Morgens genieße ich die Stille und erlebe den frühen Morgen oft als geschenkte Zeit: Zeit für mich persönlich, Zeit für die Tageslosung, Zeit zum Gebet. Das alles gibt mir Kraft für die Aufgaben des Tages.

Welches Ereignis in Ihrem Leben hat Sie persönlich stark geprägt, um auch mit Niederlagen umgehen zu können?

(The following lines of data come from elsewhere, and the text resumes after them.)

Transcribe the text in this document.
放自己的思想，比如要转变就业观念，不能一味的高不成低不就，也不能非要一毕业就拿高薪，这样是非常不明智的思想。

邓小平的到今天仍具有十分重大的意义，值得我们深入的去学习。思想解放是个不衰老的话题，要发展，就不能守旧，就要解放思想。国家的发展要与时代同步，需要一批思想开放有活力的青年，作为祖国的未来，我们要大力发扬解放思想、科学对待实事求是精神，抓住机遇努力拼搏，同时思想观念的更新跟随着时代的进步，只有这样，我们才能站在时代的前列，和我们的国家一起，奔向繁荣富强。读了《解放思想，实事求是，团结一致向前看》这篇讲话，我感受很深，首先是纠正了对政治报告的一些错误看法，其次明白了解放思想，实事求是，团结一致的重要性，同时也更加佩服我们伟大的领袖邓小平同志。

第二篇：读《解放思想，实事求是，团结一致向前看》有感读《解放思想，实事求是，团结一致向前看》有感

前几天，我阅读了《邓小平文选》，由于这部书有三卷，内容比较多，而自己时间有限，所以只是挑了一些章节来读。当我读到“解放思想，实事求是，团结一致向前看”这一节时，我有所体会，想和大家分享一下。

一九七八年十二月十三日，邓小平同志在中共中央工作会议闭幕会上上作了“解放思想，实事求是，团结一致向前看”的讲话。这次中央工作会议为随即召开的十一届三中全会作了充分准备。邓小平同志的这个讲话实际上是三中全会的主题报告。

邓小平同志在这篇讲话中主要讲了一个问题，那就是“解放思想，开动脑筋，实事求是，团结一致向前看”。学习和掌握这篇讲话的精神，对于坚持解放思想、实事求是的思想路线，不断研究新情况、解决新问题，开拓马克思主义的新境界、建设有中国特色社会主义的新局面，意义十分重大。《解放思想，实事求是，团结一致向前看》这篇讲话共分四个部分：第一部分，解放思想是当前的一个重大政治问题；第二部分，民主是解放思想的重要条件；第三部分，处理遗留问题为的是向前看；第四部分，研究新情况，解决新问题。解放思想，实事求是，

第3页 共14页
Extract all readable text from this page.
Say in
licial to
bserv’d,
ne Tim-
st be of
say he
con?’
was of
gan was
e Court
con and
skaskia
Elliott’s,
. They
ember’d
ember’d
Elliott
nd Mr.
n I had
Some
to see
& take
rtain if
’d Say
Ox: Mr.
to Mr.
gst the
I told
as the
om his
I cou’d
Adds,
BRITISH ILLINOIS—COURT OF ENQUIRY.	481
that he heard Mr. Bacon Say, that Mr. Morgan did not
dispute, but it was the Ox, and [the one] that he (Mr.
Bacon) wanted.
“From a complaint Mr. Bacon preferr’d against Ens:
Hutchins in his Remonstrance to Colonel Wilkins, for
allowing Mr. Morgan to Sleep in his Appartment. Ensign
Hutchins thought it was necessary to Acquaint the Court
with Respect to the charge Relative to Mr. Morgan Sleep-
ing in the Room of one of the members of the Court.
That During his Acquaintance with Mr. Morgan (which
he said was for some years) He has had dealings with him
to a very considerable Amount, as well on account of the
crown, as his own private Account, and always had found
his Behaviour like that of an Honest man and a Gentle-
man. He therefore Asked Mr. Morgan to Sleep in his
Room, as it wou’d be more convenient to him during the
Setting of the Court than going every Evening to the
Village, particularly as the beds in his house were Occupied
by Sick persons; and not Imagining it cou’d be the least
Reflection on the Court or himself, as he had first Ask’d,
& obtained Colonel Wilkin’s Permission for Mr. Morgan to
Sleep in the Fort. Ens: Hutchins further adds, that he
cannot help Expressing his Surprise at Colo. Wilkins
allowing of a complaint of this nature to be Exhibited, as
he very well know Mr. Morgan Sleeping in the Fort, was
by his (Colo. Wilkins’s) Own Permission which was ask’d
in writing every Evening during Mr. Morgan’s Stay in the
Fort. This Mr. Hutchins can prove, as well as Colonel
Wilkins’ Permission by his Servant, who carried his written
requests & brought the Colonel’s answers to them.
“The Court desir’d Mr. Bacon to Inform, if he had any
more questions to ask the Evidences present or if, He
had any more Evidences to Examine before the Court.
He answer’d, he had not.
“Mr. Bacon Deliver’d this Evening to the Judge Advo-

Ich war kein guter Schüler. Die Schule nimmt im Leben der Kinder und Jugendlichen viel Raum ein. Ich habe gelernt und trotz aller Mühe schlechte Noten geschrieben. Meine Eltern haben mir wegen meiner schlechten Noten nie Vorwürfe gemacht, sondern getröstet und ermutigt. So habe ich ein hohes Maß an Resilienz von früh auf gelernt. Niederlagen gehören zum Leben. Nachdem ich eine Klasse wiederholt habe, ist bei mir dann der Knoten geplatzt. In einer ganz anderen Weise hat uns als Familie natürlich der Tod unseres Sohnes erschüttert und bis heute geprägt. Angesichts einer solchen Erfahrung erscheinen viele Dinge, nach denen wir streben oder über die wir uns ärgern, ausgesprochen relativ – auch manche innerkirchliche Debatte.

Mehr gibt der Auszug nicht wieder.